# Bayes Adaptive Monte Carlo Tree Search for Offline Model-based Reinforcement Learning

## Required environments:
- on Ubuntu 20.04
- Python 3.9.19
- mujoco_py 2.1.2
- [LightZero](https://github.com/opendilab/LightZero)
- The ones listed in 'requirements.txt'

## How to run the experiments

- Please download the dynamics and reward models used for [BA-MBRL](https://drive.google.com/drive/folders/1FlzAaJkOs7WKM73kJmpYkelFMVdShiYL?usp=sharing), [BA-MCTS](https://drive.google.com/drive/folders/14MxBjHX9eaiO5xCOjyUDSiqFMS0EKa2y?usp=sharing), [BA-MCTS-SL](https://drive.google.com/drive/folders/14MxBjHX9eaiO5xCOjyUDSiqFMS0EKa2y?usp=sharing), to the folder 'data'.

- An example command to run the program:

    ```bash
    python main.py --seed X --yaml_file args_yaml/Y/Z.yml --uuid E --load_model_dir F
    ```
    - X is the random seed for which we choose from [0, 1, 2];

    - Y is the folder to keep the yaml files, which can be one of [ba_marl, ba_mcts, ba_mcts_sl];

    - Z is the name of the specific yaml file, as listed in 'args_yaml/ba_marl';

    - E specifies the name of the subfolder to store the training results;

    - F is the path to the dynamics and reward model for model-based RL; if the 'load_model_dir' is not specified, the program will learn a new dynamics and reward model for the current environment.

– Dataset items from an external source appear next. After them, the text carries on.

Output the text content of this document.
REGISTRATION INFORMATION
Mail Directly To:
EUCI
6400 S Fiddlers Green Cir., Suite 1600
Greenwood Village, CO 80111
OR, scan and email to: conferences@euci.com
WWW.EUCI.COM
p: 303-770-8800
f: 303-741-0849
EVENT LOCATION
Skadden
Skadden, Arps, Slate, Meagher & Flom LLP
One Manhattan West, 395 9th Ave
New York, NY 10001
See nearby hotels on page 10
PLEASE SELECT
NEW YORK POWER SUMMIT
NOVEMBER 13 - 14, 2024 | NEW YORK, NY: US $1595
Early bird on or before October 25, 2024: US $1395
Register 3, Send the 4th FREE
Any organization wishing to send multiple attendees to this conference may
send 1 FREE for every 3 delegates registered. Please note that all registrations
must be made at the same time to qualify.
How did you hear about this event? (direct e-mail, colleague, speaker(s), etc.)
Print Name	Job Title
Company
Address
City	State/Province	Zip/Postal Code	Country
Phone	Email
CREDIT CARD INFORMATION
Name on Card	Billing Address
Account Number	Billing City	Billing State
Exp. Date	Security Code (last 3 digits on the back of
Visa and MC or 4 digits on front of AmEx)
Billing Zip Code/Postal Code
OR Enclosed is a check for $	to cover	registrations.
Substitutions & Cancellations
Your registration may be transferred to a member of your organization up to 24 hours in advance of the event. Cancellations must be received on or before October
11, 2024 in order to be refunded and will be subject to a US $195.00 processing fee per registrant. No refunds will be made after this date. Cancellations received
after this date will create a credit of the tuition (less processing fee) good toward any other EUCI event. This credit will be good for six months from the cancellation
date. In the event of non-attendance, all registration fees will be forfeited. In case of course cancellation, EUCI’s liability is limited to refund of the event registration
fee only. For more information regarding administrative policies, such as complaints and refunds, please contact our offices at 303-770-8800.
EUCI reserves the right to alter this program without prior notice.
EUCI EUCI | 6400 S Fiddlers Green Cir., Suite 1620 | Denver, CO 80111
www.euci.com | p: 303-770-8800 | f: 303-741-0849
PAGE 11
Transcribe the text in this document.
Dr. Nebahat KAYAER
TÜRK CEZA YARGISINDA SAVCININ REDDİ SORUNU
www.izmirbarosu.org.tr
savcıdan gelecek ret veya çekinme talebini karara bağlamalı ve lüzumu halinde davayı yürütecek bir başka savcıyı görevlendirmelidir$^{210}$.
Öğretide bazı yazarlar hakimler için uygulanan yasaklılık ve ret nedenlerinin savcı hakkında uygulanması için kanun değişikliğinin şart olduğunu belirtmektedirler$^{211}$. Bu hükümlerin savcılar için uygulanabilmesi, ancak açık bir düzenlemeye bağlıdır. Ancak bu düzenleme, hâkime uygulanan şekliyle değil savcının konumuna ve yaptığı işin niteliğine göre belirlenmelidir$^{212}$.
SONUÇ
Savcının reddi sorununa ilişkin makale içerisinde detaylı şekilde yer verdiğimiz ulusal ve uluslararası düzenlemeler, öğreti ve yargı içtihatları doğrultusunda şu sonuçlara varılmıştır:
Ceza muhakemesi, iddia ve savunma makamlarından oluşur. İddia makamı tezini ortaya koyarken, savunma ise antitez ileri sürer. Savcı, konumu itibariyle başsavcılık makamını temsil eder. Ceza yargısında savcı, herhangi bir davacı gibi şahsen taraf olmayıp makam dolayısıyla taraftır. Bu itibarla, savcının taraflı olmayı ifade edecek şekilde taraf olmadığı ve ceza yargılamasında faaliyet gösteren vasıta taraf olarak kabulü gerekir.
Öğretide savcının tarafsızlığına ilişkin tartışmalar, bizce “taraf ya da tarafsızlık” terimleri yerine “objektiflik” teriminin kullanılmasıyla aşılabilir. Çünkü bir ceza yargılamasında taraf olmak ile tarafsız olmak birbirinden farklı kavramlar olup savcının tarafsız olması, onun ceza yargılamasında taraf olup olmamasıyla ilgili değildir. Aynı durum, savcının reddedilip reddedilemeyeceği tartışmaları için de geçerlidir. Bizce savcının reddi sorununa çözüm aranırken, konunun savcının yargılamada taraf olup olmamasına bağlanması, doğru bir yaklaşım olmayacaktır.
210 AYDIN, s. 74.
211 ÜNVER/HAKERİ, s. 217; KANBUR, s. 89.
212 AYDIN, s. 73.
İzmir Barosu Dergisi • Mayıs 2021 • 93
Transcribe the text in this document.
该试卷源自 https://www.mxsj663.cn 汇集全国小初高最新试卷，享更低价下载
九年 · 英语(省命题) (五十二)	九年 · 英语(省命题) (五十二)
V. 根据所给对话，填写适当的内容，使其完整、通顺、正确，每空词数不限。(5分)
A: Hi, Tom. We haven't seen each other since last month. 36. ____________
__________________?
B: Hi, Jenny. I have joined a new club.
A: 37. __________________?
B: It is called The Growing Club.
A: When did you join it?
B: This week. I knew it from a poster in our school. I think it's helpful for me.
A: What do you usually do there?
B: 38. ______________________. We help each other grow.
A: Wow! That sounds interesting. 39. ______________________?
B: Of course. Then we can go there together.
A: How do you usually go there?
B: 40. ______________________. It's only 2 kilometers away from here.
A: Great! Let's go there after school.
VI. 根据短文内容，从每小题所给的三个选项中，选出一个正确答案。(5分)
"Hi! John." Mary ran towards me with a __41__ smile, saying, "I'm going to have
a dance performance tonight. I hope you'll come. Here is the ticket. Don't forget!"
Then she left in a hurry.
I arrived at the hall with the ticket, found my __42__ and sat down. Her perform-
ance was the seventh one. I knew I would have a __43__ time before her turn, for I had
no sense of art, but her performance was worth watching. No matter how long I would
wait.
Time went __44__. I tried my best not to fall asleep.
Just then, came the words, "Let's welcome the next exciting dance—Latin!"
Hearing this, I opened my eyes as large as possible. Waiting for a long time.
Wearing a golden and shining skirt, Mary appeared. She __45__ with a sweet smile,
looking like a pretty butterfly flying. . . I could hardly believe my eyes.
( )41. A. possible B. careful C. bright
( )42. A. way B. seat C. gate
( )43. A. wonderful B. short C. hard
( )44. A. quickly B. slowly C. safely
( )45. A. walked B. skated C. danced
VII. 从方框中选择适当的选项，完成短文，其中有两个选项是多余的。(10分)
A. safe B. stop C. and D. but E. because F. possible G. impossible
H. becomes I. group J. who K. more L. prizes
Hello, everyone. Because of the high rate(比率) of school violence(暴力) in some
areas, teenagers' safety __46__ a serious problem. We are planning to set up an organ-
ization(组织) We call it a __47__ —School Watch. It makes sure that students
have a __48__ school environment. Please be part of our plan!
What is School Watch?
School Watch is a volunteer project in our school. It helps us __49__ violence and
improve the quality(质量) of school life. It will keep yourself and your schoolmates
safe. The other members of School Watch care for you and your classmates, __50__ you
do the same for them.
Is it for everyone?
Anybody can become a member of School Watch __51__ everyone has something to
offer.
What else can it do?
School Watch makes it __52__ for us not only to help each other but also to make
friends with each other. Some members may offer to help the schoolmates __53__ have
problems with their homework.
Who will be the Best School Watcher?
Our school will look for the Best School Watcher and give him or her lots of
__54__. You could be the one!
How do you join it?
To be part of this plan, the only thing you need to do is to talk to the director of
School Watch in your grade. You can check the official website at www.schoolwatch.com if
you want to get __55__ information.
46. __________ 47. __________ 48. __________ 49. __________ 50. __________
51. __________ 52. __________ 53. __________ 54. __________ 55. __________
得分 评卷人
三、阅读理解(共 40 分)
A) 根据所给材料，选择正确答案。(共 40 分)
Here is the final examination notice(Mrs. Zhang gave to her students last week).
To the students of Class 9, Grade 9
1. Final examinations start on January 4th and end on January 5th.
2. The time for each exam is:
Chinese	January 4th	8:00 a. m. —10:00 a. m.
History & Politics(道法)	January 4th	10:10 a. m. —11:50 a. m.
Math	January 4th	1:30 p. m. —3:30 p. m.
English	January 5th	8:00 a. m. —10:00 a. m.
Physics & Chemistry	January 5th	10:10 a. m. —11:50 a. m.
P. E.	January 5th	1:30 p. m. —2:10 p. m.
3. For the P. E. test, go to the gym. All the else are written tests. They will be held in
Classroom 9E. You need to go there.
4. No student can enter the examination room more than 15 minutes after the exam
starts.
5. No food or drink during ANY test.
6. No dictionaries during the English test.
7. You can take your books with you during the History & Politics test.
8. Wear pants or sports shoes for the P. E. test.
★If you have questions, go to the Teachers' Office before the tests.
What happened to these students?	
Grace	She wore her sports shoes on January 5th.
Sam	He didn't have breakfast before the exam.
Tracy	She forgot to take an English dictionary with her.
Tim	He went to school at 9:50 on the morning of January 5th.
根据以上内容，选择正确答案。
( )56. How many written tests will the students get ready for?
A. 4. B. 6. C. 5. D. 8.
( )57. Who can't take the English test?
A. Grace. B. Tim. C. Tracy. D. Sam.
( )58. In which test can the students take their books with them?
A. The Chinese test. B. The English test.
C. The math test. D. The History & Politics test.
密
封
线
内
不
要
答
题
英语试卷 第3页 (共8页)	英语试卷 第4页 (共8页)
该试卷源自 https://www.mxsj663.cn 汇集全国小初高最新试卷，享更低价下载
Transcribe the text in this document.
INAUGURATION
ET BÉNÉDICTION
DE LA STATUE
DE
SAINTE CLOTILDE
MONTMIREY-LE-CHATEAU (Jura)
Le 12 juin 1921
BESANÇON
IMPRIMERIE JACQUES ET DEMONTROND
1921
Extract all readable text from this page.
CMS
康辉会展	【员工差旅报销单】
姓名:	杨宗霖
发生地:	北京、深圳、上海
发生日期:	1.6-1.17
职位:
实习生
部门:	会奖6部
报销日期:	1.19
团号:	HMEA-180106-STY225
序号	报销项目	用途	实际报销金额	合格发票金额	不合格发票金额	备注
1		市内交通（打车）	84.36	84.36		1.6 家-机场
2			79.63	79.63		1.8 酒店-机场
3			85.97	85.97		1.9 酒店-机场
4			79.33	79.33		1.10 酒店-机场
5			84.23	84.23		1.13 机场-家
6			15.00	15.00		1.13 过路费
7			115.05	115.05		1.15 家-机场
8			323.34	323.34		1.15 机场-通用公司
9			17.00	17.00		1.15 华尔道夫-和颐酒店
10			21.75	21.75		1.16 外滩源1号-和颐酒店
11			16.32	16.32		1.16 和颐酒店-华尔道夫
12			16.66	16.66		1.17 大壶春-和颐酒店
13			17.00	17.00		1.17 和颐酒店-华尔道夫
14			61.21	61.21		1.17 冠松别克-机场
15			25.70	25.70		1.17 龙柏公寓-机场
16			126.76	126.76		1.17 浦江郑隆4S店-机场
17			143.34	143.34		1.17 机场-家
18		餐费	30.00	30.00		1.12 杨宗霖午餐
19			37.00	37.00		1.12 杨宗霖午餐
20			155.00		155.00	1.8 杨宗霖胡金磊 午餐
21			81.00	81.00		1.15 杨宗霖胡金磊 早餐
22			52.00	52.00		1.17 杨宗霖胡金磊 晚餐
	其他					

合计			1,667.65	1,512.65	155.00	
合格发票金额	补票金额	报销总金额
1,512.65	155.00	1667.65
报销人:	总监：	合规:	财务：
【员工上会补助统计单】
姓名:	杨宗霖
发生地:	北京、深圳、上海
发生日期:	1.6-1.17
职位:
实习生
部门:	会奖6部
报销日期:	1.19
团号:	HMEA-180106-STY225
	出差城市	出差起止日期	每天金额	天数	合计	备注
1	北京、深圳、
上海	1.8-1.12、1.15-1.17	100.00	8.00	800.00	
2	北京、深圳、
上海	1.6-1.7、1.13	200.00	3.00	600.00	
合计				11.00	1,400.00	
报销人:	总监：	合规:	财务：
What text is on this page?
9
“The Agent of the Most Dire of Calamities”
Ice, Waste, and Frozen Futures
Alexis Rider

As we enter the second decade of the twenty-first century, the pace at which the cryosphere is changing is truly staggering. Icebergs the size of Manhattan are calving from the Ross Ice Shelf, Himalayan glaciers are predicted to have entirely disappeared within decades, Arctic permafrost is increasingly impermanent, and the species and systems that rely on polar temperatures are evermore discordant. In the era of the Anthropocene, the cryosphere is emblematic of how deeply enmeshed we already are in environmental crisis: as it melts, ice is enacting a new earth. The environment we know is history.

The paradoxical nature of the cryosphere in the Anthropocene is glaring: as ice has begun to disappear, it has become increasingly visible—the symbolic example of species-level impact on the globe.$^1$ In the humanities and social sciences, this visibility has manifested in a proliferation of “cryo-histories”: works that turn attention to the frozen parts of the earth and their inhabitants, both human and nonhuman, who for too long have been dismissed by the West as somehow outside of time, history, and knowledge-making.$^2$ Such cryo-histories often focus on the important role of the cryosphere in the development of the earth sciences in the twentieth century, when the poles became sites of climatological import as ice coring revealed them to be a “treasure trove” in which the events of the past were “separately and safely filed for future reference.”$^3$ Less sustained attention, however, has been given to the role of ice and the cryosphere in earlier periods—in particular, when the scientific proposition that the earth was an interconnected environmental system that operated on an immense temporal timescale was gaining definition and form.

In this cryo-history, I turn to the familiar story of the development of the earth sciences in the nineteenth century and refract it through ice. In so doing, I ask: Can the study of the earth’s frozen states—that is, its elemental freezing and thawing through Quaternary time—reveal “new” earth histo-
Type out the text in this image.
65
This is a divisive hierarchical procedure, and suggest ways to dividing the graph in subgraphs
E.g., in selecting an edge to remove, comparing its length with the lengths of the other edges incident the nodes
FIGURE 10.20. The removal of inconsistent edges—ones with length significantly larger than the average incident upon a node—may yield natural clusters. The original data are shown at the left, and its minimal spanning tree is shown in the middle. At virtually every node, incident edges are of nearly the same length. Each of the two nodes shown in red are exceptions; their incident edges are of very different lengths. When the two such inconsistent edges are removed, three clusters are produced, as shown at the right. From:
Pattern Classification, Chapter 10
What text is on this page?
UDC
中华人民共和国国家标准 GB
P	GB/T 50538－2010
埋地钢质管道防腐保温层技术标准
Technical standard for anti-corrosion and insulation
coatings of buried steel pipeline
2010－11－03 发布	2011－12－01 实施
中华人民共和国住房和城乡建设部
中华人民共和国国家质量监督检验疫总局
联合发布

- **You may need to compile the mcts component (written in C++) to get the program running:**
    ```bash
    cd ctree
    python setup.py build_ext --inplace
    ```

## About the experiments on tokamak control

- The execution of these experiments relies on operational data from DIII-D, which is protected. As a result, we are unable to release the corresponding code until we obtain the necessary approvals.